Speaking at “PAISA Day,” sponsored by LSU’s Public Administration Institute Student Association, former Gov. Mike Foster said Jindal had the right idea in proposing a complete elimination of the state’s personal and corporate income taxes and corporate franchise taxes in favor of a higher state sales tax rate and taxing currently untaxed services.
Former Govs. Edwin Edwards, Kathleen Blanco and Buddy Roemer, however, said the best place to start would be a re-examination of the state’s hundreds of tax breaks that cost the state millions in revenue each year.

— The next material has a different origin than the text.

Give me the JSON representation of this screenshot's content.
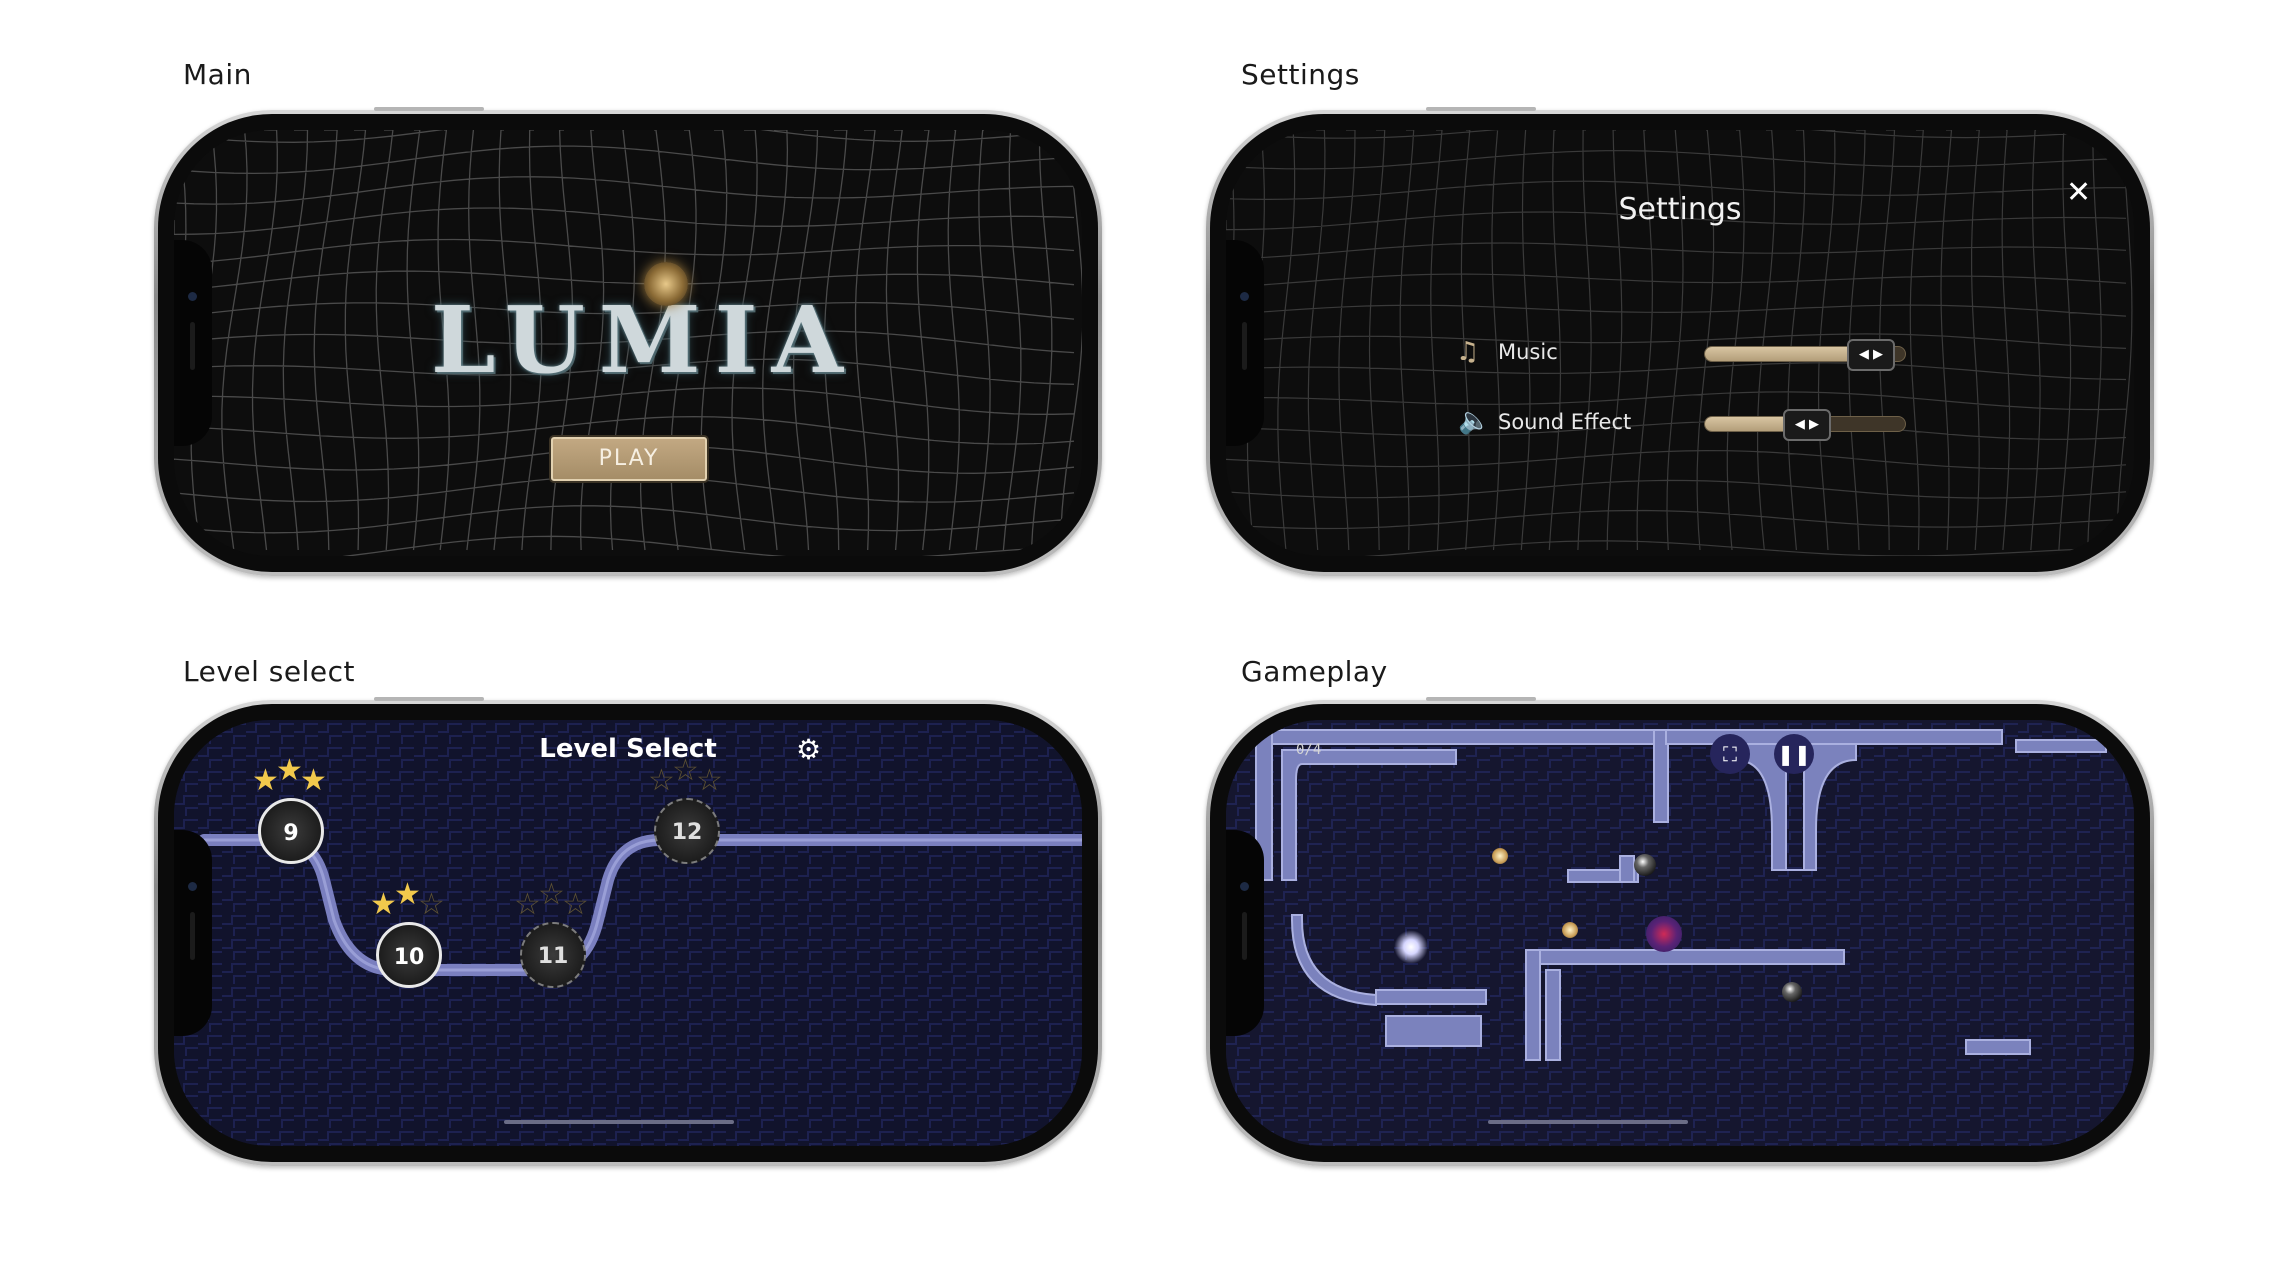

“I respectfully disagree that we should remove the state’s income tax,” Blanco said. “Louisiana is one of the lowest taxed states in the country.”
Calling the list of exemptions in Louisiana “endless,” many of which have “obsolete rationale,” Blanco said the generosity of Louisiana’s tax breaks is the problem, not the state’s income tax.
State tax breaks are the equivalent to a person spending money they don’t have, she said.
But real reform would be unpopular, she added. It would entail a thorough analysis of the entities currently given tax relief and an honest discussion about which exemptions should be reversed.
Edwards said he favors a $5 surtax on each barrel of oil produced in Louisiana in addition to a review of what he estimated were 200-300 sales tax exemptions currently allowed under Louisiana law.
“I’m the kind of fellow that thinks we should tax our natural resources rather than tax our people,” he said.
Under an Edwards plan, food, medication and utilities would be exempt from sales taxes, while the offshore drilling industry would be put under a microscope for possible savings.
Edwards said his plan would generate up to $300 million per year that could “evaporate” the state’s budget woes in a matter of years, he said.
Foster spoke of a pervasive climate in the state where a new tax is generally seen as a nonstarter. “It would be very difficult to pass anything that looks like a tax or raise any revenue that people perceive is coming out of their pockets,” he said.
Foster said the state should be focused on attracting more people to the state “who want to spend money.”
“We probably need to get rid of the income tax someday,” Foster said. “My suggestion is that you could do that and find enough to balance it off over 10 years … We have to have a tax system that attracts people. I think we could do it incrementally.”
Roemer said the first priority in any effort to reform Louisiana’s tax code is taking whatever action will promote growth.
He said Jindal was “unprepared” to push his tax-swapping plan through the state Legislature. Roemer said legislators would be shocked to find out how much money the state would have available if they stripped all exemptions from the books.
“We need a debate on tax reform,” he said. “We need to show people how they’d benefit. Gov. Jindal should reach out to past governors. You don’t learn from your victories; you learn from your mistakes.”